How to choose a seat

Despite the numerous risks, geothermal power plants are being built in different countries. There are advantages and disadvantages to any method of obtaining energy. The question is how available other resources are. After all, energy independence is one of the foundations of state sovereignty. A country may not have mineral resources, but it may have many volcanoes, like Iceland, for example.

It should be taken into account that the presence of geologically active zones is an indispensable condition for the development of the geothermal energy industry. But when deciding on the construction of such a facility, it is necessary to take into account safety issues, therefore, as a rule, geothermal power plants are not built in densely populated areas.

The next important point is the availability of conditions for cooling the working fluid (water). An ocean or sea coast is quite suitable as a place for a GTPP.

Kamchatka

Russia is rich in all kinds natural resources, but this does not mean that there is no need to take care of them. Geothermal power plants are being built in Russia, and in recent decades, more and more actively. They partially meet the need for energy supply in remote areas of Kamchatka and the Kuriles. In addition to the already mentioned Pauzhetskaya GTPP, a 12-megawatt Verkhne-Mutnovskaya GTPP was put into operation in Kamchatka (1999). Much more powerful than its Mutnovskaya geothermal power plant (80 MW), located near the same volcano. Together they provide more than a third of the energy consumed by the region.

Kuriles

The Sakhalin region is also suitable for the construction of geothermal power generating enterprises. There are two of them here: Mendeleevskaya and Okeanskaya GTES.

The Mendeleevskaya GTPP is designed to solve the problem of power supply to the island of Kunashir, on which the urban-type settlement of Yuzhno-Kurilsk is located. The name of the station was not in honor of the great Russian chemist: this is the name of the island volcano. Construction began in 1993, nine years later the enterprise was put into operation. Initially, the capacity was 1.8 MW, but after the modernization and launch of the next two stages, it reached five.

In the Kuril Islands, on the island of Iturup, in the same 1993, another GTPP was laid down, which was called "Oceanskaya". It started operating in 2006, and a year later it reached its design capacity of 2.5 MW.

World experience

Russian scientists and engineers became pioneers in many branches of applied science, but geothermal power plants were still invented abroad.
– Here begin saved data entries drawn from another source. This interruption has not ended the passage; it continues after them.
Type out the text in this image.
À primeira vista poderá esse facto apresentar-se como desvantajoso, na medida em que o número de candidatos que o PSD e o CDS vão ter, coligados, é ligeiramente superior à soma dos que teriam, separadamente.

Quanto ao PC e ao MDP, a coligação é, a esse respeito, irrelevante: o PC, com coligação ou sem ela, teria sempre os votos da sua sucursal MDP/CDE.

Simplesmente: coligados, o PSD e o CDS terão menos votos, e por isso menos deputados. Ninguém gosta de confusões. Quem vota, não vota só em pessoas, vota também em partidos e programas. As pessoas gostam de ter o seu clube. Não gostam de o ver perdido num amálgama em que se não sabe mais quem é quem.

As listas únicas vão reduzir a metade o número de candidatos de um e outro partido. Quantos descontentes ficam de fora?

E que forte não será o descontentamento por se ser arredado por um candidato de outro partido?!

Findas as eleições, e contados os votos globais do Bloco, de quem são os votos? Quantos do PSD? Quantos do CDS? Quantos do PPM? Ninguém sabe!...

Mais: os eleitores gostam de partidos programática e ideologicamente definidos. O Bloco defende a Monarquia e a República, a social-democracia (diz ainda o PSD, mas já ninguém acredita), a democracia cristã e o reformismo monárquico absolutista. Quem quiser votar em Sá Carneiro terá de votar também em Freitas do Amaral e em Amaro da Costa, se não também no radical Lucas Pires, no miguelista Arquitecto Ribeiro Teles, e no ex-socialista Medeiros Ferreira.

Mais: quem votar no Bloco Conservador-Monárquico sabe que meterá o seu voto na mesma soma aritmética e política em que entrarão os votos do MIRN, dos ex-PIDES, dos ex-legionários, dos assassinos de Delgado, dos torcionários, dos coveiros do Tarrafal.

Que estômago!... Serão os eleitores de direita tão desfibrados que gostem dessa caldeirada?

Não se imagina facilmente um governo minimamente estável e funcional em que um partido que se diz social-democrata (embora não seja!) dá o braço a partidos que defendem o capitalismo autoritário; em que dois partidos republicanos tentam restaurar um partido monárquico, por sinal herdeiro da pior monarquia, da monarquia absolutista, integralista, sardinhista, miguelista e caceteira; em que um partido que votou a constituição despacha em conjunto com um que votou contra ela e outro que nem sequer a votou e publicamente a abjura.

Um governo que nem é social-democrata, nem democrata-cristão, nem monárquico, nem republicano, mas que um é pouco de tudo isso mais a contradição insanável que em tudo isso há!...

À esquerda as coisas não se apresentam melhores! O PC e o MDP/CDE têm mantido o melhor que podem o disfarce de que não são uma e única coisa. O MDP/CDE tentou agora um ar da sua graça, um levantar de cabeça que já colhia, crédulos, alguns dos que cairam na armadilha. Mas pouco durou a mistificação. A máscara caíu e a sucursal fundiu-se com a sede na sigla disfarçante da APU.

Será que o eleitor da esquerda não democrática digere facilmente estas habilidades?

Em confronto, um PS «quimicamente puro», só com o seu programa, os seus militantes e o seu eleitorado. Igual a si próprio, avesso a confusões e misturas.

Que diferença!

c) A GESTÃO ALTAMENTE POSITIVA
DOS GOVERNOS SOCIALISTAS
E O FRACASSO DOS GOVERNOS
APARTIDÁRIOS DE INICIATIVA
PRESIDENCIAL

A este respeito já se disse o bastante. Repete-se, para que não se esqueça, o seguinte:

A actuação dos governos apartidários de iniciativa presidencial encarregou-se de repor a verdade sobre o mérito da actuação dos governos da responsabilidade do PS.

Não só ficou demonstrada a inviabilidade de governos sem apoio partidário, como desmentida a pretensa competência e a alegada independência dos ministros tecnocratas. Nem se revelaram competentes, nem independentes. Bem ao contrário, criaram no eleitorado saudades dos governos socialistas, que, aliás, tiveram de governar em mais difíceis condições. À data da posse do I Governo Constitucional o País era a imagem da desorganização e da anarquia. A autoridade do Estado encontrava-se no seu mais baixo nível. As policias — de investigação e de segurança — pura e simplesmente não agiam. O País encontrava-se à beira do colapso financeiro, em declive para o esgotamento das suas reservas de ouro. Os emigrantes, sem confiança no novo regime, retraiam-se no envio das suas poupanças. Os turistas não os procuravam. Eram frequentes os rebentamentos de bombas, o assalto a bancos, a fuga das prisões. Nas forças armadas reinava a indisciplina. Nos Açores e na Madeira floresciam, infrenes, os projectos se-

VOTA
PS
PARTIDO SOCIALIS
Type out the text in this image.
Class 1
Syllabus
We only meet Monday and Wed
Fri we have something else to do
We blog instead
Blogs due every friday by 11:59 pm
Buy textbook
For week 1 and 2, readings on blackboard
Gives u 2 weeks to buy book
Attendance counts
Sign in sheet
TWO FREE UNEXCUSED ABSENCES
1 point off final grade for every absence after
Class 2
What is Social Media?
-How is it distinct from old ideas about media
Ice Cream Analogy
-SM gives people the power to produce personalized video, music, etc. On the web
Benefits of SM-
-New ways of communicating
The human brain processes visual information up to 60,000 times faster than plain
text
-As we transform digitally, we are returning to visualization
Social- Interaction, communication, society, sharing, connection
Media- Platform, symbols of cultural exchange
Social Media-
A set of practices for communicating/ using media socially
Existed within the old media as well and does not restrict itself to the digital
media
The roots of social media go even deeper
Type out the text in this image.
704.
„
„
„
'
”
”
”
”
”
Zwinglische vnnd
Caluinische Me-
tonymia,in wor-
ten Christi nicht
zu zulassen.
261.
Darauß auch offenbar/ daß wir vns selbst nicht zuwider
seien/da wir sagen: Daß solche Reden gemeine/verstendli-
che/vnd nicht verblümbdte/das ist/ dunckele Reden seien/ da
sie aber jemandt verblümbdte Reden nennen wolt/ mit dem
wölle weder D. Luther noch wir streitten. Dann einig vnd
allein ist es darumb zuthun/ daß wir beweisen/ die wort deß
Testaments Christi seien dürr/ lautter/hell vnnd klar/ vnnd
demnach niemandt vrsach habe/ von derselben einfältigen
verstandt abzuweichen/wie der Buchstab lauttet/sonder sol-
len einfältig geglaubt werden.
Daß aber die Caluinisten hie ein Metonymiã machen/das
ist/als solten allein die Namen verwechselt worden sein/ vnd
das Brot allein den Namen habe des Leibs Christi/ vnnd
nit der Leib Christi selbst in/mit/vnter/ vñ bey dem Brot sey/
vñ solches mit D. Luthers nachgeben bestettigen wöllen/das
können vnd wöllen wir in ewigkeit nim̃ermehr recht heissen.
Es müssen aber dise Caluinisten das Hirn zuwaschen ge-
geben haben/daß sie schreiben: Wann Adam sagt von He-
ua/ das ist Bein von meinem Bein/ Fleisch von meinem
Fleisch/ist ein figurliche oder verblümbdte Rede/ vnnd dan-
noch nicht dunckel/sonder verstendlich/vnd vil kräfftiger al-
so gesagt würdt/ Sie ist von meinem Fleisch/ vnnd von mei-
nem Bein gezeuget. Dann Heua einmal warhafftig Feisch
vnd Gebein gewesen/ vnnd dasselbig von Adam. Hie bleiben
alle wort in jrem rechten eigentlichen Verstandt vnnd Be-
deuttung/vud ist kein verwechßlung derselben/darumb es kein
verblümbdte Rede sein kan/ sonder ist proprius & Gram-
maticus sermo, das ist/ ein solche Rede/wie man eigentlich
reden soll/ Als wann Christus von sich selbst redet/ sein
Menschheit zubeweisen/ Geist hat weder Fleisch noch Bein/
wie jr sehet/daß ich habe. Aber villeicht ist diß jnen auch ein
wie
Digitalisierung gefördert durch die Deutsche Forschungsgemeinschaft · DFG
The world's first GTPP (250 kW) was Italian, began operation in 1904, its turbine was rotated by steam coming from a natural source. Prior to this, such phenomena were used only for medical and spa purposes.

At present, Russia's position in the field of geothermal heat use cannot be called advanced either: a negligible percentage of electricity generated in the country comes from five stations. Most great importance these alternative sources are for the economy of the Philippines: they account for one kilowatt out of every five produced in the republic. Other countries have moved forward, including Mexico, Indonesia and the United States.

In the CIS

The level of development of geothermal energy is influenced to a greater extent not by the technological “advancement” of a particular country, but by the awareness of its leadership of the urgent need for alternative sources. Of course, there is also “know-how” regarding methods for dealing with scale in heat exchangers, methods for controlling generators and other electrical parts of the system, but all this methodology has long been known to specialists. Great interest in the construction of GeoTPP in last years manifested by many post-Soviet republics. In Tajikistan, the areas that are the geothermal wealth of the country are being studied, the construction of a 25-megawatt Jermahbyur station in Armenia (Syunik region) is underway, and relevant studies are being conducted in Kazakhstan. The hot springs of the Brest region have become a subject of interest for Belarusian geologists: they have begun trial drilling of the two-kilometer well Vychulkovskaya. In general, geoenergy is likely to have a future.

However, the heat of the Earth must be handled with care. This natural resource is also limited.